Una ráfaga fría de viento entró por la ventana y me hizo tiritar. Miré fijamente hacia el exterior aunque sin percatarme de que estaba viendo realmente, solo el dolor que sentía era lo único que me mantenía en pie
-ya pasó-, me dije.
Todo empezó un mes antes cuando a mi marido le diagnosticaron un cáncer. No había antecedentes, no había síntomas, no había fiebre… Solo las palabras del médico del hospital al decirnos que le quedaba poco tiempo, que había varios órganos afectados y no merecía la pena tocar ya que las posibilidades y el tiempo eran escasos.
Lloré, rogué, imploré y supliqué clemencia, convirtiendo al médico en un juez implacable que pudiera conmutarle la pena de muerte, que pudiera absolverle del único delito que había cometido: estar vivo.
Miré a mi marido, estaba muy tranquilo, como si hubiera esperado esa respuesta sin haberla buscado. Solo sus ojos tenían un velo de tristeza. No habló una palabra, simplemente se quedó pensativo y solo después de que yo me calmara y dejara de buscar razones, con las lágrimas fluyendo en silencio, dijo que tenía mucho que hacer. Se levantó se despidió del médico y cogiéndome del brazo nos dirigimos a la puerta.
Ese mes fue caótico y lo vi trabajar duro, intentando atar todos los cabos sueltos que dejamos en esta vida.

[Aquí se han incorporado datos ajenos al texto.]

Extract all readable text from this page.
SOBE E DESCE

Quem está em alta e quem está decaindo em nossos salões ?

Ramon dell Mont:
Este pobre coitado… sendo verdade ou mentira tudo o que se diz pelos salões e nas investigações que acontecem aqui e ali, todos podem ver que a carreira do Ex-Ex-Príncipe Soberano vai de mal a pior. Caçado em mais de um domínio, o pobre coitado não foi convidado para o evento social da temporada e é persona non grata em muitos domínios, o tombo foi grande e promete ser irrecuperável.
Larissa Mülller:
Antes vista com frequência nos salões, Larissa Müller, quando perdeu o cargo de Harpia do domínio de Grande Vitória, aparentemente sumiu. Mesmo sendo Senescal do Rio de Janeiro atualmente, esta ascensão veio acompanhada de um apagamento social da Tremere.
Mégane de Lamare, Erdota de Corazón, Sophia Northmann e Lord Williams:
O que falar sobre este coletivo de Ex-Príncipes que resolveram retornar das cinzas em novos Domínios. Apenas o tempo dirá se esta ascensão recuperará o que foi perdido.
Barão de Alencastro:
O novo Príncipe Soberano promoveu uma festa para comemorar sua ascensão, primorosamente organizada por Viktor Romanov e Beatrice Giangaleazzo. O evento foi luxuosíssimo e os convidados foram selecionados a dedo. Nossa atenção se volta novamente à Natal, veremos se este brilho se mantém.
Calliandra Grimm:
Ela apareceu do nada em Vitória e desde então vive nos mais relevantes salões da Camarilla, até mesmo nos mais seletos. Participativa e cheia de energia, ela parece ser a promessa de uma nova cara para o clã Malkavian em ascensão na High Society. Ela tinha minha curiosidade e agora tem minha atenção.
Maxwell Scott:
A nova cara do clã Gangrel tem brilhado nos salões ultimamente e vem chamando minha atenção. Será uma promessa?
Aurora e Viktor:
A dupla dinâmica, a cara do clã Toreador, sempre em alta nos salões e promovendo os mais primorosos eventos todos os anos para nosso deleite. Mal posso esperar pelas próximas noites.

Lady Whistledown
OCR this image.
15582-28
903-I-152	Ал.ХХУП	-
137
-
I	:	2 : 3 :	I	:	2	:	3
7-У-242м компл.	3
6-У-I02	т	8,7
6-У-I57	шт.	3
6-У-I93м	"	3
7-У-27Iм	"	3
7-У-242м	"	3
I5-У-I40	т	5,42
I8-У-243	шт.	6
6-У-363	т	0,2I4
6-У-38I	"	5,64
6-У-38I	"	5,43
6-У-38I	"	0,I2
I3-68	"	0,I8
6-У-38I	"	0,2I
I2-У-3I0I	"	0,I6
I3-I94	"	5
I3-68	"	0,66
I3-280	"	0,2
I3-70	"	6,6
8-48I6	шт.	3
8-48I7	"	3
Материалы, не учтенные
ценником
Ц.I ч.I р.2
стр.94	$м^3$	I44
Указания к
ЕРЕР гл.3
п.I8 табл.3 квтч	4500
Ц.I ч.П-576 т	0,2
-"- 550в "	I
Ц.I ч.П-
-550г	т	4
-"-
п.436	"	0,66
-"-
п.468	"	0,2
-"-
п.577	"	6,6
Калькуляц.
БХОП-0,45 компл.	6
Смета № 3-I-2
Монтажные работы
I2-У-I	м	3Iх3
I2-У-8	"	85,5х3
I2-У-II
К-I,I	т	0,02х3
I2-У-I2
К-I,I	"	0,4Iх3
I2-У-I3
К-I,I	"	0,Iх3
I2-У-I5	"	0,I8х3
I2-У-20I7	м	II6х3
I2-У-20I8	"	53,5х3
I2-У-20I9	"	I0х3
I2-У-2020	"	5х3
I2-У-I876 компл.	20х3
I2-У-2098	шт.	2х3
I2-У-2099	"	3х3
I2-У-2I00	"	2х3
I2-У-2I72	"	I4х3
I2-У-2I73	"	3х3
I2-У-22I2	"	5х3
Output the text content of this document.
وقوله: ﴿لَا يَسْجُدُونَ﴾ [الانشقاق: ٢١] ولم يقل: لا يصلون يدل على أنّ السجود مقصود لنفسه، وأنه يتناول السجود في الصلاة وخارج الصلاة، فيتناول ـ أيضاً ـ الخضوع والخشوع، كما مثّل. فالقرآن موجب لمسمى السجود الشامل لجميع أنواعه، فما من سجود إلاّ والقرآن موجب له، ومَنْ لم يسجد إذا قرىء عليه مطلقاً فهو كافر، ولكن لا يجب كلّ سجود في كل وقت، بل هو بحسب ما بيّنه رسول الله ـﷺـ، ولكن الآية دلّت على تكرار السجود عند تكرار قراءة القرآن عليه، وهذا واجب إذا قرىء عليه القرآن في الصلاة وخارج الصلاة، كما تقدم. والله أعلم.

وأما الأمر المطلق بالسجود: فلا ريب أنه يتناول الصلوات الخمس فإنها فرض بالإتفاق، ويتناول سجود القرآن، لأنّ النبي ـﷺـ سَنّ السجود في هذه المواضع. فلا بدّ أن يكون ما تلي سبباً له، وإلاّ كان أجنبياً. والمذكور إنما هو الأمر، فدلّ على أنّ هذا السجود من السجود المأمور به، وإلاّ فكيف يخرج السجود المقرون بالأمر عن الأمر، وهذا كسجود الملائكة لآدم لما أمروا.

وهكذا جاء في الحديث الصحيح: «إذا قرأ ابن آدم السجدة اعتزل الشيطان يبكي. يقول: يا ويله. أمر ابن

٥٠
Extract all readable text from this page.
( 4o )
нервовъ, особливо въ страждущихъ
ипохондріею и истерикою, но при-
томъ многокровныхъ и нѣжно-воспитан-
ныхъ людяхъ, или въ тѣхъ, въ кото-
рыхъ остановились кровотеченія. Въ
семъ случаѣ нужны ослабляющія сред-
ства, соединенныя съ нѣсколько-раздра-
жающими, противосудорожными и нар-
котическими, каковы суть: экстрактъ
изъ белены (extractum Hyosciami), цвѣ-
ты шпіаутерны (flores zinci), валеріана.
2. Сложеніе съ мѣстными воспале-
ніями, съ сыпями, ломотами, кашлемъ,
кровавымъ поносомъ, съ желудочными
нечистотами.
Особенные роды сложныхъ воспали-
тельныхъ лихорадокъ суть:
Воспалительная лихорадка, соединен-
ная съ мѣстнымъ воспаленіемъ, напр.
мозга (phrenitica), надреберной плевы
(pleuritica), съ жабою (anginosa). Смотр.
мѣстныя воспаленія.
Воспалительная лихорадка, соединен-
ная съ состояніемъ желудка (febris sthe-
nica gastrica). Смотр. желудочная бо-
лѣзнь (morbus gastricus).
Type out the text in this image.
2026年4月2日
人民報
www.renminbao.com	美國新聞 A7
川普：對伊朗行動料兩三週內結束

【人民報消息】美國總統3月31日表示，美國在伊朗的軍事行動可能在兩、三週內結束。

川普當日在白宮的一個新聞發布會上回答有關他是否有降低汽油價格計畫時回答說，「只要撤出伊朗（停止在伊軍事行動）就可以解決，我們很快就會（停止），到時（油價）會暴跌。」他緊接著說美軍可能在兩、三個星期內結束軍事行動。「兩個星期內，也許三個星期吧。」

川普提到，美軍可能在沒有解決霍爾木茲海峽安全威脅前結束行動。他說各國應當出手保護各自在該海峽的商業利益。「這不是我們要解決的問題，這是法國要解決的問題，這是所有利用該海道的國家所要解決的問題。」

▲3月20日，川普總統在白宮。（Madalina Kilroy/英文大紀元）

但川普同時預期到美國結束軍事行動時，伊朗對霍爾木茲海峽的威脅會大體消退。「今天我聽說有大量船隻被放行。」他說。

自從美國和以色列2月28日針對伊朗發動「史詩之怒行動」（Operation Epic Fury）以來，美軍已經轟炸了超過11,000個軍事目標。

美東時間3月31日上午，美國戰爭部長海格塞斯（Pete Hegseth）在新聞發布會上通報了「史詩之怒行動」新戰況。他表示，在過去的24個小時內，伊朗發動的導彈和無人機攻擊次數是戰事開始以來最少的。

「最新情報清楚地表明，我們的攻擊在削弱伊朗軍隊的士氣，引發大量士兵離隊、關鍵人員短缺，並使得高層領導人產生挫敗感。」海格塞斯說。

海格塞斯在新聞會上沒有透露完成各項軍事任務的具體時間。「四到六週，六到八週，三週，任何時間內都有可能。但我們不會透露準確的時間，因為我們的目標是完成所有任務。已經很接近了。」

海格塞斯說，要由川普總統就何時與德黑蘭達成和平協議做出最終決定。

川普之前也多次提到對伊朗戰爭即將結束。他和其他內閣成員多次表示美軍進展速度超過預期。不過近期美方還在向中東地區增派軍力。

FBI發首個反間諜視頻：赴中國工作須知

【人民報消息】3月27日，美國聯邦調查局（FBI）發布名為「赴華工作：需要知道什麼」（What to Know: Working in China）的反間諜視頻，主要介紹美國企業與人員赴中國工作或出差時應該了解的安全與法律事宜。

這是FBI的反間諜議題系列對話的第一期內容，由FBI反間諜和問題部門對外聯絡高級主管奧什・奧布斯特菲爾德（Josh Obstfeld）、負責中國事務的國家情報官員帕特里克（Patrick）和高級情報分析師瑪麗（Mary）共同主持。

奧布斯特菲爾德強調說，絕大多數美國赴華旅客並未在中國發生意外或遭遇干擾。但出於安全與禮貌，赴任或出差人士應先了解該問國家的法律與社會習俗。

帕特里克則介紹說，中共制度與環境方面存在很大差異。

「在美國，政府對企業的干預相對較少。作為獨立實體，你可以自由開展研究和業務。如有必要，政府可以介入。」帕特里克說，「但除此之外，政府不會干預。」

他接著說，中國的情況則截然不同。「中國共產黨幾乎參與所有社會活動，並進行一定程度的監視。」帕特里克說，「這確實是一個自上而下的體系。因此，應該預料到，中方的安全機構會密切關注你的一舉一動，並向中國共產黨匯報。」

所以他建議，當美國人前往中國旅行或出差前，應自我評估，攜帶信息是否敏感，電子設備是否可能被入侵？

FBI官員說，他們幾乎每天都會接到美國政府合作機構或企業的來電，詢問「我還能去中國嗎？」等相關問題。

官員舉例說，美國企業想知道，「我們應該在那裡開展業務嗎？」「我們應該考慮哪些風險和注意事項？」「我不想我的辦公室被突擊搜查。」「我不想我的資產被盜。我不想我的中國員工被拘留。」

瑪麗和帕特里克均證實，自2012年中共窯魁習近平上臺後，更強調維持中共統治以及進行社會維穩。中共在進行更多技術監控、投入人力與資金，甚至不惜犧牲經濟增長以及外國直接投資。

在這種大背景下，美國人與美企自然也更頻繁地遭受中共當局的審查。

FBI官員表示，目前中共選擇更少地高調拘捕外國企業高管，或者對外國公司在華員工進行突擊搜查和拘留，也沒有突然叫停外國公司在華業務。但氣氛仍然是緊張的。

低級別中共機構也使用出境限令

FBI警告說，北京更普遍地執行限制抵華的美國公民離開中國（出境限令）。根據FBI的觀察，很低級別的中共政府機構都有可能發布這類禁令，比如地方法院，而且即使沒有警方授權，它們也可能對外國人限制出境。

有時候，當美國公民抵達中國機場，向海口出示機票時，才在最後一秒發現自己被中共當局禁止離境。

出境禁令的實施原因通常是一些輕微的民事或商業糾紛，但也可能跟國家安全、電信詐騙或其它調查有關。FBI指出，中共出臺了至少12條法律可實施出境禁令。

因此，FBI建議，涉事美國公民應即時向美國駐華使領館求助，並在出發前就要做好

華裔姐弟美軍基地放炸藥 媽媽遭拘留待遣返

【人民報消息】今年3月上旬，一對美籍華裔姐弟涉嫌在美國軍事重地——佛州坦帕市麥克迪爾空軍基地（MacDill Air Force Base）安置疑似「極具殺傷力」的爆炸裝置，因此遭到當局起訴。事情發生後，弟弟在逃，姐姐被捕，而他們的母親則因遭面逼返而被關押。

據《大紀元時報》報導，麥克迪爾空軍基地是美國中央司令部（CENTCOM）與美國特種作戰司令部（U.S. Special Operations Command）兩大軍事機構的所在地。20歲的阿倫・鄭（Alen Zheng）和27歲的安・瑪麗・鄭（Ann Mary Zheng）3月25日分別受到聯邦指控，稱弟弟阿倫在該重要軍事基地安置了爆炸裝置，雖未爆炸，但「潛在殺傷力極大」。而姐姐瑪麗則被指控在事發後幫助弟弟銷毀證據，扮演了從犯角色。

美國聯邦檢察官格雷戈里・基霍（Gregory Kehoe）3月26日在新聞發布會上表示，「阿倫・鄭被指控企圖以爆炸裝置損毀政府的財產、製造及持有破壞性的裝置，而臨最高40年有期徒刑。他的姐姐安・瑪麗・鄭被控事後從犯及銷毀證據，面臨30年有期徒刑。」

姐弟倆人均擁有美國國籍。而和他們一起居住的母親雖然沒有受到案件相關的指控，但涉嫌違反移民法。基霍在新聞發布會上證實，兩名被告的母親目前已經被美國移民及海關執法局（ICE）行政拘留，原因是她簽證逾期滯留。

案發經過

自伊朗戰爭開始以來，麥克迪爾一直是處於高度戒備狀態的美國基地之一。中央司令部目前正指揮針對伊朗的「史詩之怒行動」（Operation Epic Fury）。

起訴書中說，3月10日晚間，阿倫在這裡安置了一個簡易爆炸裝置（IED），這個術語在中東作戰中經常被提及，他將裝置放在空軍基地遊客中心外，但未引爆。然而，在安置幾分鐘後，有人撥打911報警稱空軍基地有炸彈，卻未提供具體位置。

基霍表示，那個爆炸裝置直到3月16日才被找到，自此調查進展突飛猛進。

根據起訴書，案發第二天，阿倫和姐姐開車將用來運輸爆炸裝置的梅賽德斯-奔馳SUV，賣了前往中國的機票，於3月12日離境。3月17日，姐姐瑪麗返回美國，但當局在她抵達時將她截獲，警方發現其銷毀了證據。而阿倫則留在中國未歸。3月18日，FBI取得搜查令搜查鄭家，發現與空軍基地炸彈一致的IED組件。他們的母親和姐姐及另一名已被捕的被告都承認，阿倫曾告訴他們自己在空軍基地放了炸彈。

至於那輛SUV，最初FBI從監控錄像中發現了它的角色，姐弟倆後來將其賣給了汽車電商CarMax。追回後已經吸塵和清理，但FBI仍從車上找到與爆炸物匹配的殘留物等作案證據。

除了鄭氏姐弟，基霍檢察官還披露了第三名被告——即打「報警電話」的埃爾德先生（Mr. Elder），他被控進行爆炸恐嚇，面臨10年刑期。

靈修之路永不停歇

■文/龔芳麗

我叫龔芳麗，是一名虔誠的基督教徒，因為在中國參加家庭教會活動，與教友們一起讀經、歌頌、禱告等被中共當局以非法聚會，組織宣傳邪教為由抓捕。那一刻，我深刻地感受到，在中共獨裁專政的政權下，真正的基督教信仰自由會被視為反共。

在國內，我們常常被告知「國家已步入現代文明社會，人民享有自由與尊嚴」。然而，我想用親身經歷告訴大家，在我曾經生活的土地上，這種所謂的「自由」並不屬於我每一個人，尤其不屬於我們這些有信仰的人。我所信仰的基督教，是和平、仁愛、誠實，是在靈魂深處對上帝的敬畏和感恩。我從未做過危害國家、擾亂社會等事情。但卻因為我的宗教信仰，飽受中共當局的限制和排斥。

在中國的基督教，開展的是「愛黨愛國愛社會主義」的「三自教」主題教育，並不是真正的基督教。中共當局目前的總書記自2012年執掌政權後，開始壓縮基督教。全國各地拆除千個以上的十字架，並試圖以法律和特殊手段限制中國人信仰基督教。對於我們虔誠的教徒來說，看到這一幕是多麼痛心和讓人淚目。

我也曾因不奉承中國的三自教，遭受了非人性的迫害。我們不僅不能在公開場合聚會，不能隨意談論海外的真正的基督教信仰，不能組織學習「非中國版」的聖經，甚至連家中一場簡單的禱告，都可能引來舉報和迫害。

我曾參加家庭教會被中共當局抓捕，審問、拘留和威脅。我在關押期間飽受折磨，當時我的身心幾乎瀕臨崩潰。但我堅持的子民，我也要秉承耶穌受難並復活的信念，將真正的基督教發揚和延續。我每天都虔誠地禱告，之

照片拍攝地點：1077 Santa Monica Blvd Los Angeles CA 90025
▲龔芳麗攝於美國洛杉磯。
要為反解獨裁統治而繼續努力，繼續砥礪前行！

Empezó a llamar a toda la gente con la que tenía algún tipo de relación y comenzó la despedida… Yo le miraba de reojo, preocupada porque en algún momento sabía que sería consciente de la situación y acabaría derrumbándose, pero él seguía llamando, charlando, devolviendo libros prestados, escribiendo cartas atrasadas y poniendo todo los papeles en orden…
Los días pasaban inexorablemente y veía claramente el deterioro físico que iba experimentando….cada vez le costaba más trabajo coger un bolígrafo y un papel o mantener una conversación fluida con alguien…pero seguía impertérrito y por más que le decía que descansara él se empeñaba en que había recorrido un camino acompañado de mucha gente en esta vida y ahora debía de realizar la vuelta, diciendo adiós a sus compañeros de viaje…
El 23 de abril terminó con todas las tareas que se había encomendado y en ese momento se volvió hacia mí y me dijo que ahora todo el tiempo que le quedaba era exclusivamente mío…
Nos sentábamos en nuestro dormitorio, en unos sillones situados al lado de la ventana, y allí con la vista puesta en la colina de enfrente, en los verdes prados y en las rosas que poblaban el jardín, charlábamos de nuestra historia, anécdotas de juventud y de que había significado nuestra vida en común para cada uno. Nos confesamos los secretos inconfesables y nos dijimos todo aquello que nunca pudimos o quisimos decir, de esta manera dejábamos pasar el tiempo que nos quedaba, conociéndonos por primera vez.
Aquella tarde del 2 de mayo, me quedé un momento absorta mirando el jugueteo de unos gorriones en el jardín, con su mano en la mía, intentado sujetarle la vida para que no se le escapara… y entonces una ráfaga de viento entro por la ventana que me hizo tiritar y me volví a sonreírle, diciendo que me perdonara que me había distraído, pero las palabras no llegaron a salir de mi boca… sus ojos me estaban mirando, una única lágrima había resbalado de ellos y una sonrisa se dibujaba en sus labios ya inertes…Me quedé sentada con el dolor irradiando desde mi corazón a cada fibra de mi ser, pero detuve el llanto que pugnaba por salir…y permanecí en silencio aun cogidos de la mano contemplando el horizonte hasta que vi el sol desaparecer por él…
Me levanté, cogí el teléfono e hice una sola llamada.